I doubt that it would work though, the logic for the communication protocol might be run from a different secondary on the transformer.

And there is definitely a risk that the supply could be damaged. Wouldn’t do it without a schematic.
 

ThePanMan

Joined Mar 13, 2020
702
I am hoping that, if the DC side of the original power supply receives power injected from the output, it will power up the sensing wire tricking my laptop to using my DC-DC power supply.
It's likely the PSU sends out a signal along that line. Probably 5V or maybe 3.3V DC. To be sure - I have no idea whether yours works that way or not. But simply back feeding the PSU from your home made supply will probably do nothing.
Is there a chance it could work?
There MIGHT be a chance it would work.
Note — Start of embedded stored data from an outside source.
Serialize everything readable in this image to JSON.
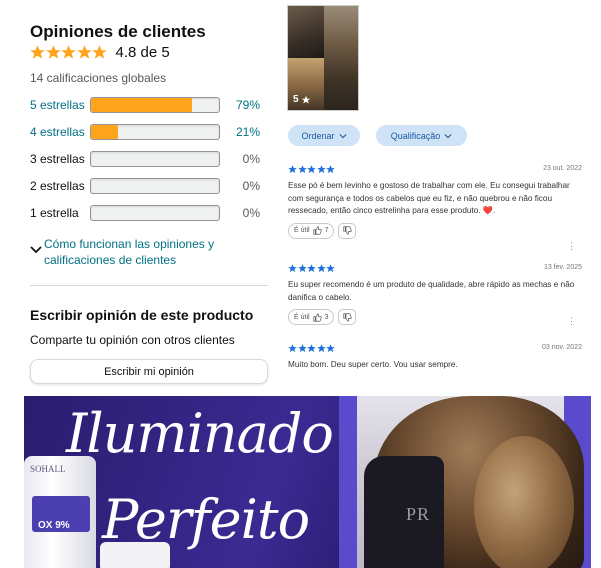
{
  "summary": {
    "title": "Opiniones de clientes",
    "average_label": "4.8 de 5",
    "average_rating": 4.8,
    "global_ratings": "14 calificaciones globales",
    "histogram": [
      {
        "label": "5 estrellas",
        "percent_label": "79%",
        "percent": 79,
        "link": true
      },
      {
        "label": "4 estrellas",
        "percent_label": "21%",
        "percent": 21,
        "link": true
      },
      {
        "label": "3 estrellas",
        "percent_label": "0%",
        "percent": 0,
        "link": false
      },
      {
        "label": "2 estrellas",
        "percent_label": "0%",
        "percent": 0,
        "link": false
      },
      {
        "label": "1 estrella",
        "percent_label": "0%",
        "percent": 0,
        "link": false
      }
    ],
    "how_it_works": "Cómo funcionan las opiniones y calificaciones de clientes"
  },
  "write_review": {
    "title": "Escribir opinión de este producto",
    "subtitle": "Comparte tu opinión con otros clientes",
    "button": "Escribir mi opinión"
  },
  "media": {
    "count": "5"
  },
  "filters": {
    "sort": "Ordenar",
    "rating": "Qualificação"
  },
  "reviews": [
    {
      "rating": 5,
      "date": "23 out. 2022",
      "text": "Esse pó é bem levinho e gostoso de trabalhar com ele. Eu consegui trabalhar com segurança e todos os cabelos que eu fiz, e não quebrou e não ficou ressecado, então cinco estrelinha para esse produto. ❤️.",
      "helpful_label": "É útil",
      "helpful_count": "7"
    },
    {
      "rating": 5,
      "date": "13 fev. 2025",
      "text": "Eu super recomendo é um produto de qualidade, abre rápido as mechas e não danifica o cabelo.",
      "helpful_label": "É útil",
      "helpful_count": "3"
    },
    {
      "rating": 5,
      "date": "03 nov. 2022",
      "text": "Muito bom. Deu super certo. Vou usar sempre."
    }
  ],
  "banner": {
    "title_line1": "Iluminado",
    "title_line2": "Perfeito",
    "bottle_brand": "SOHALL",
    "bottle_label": "OX 9%",
    "brand_mark": "PR"
  },
  "colors": {
    "star": "#ffa41c",
    "link": "#007185",
    "review_star": "#1e6fd9",
    "pill_bg": "#cfe3f6",
    "banner_purple": "#3b2a92"
  },
  "icons": {
    "star": "star-icon",
    "chevron": "chevron-down-icon",
    "thumbs_up": "thumbs-up-icon",
    "thumbs_down": "thumbs-down-icon",
    "more": "more-vertical-icon"
  }
}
However, if the PSU is sending a lower Voltage on that third line and you back power it with a full 19V you could blow it out.

The approach I'd take is to strip the insulation off the PSU wires where they won't short to each other and see what voltages I find there. Then I'd have an idea where to go next. V+ & V- and Sense (at whatever voltage). Matching those voltages might work.

I said "MIGHT!" If you blow it up because of my advice - sorry - I make no claims to being an expert on this subject.
 

ThePanMan

Joined Mar 13, 2020
702
Since he is planning on his supply back feeding the communication circuits in the original supply, the diodes would defeat the purpose.

I doubt that it would work though, the logic for the communication protocol might be run from a different secondary on the transformer.

And there is definitely a risk that the supply could be damaged. Wouldn’t do it without a schematic.
Essentially the same thing I'm saying; you just beat me to it.
 

Thread Starter

Kibayaaac

Joined Jun 27, 2023
2
Thanks for all of the replies.

The third/sense wire has around 18v between it and the DC negative. Other folks on another forum suggested that by using resistors between the positive and the third wire to drop the voltage to something similar it may fool the computer to charge. I will try that and report back if it works.
 

BobTPH

Joined Jun 5, 2013
8,062
An option that is guaranteed to work would be to feed the charger brick with 90V or more DC, assuming it is specified to work with that voltage like many laptop bricks I have seen. But I am not sure you gain much over using a AC. inverter.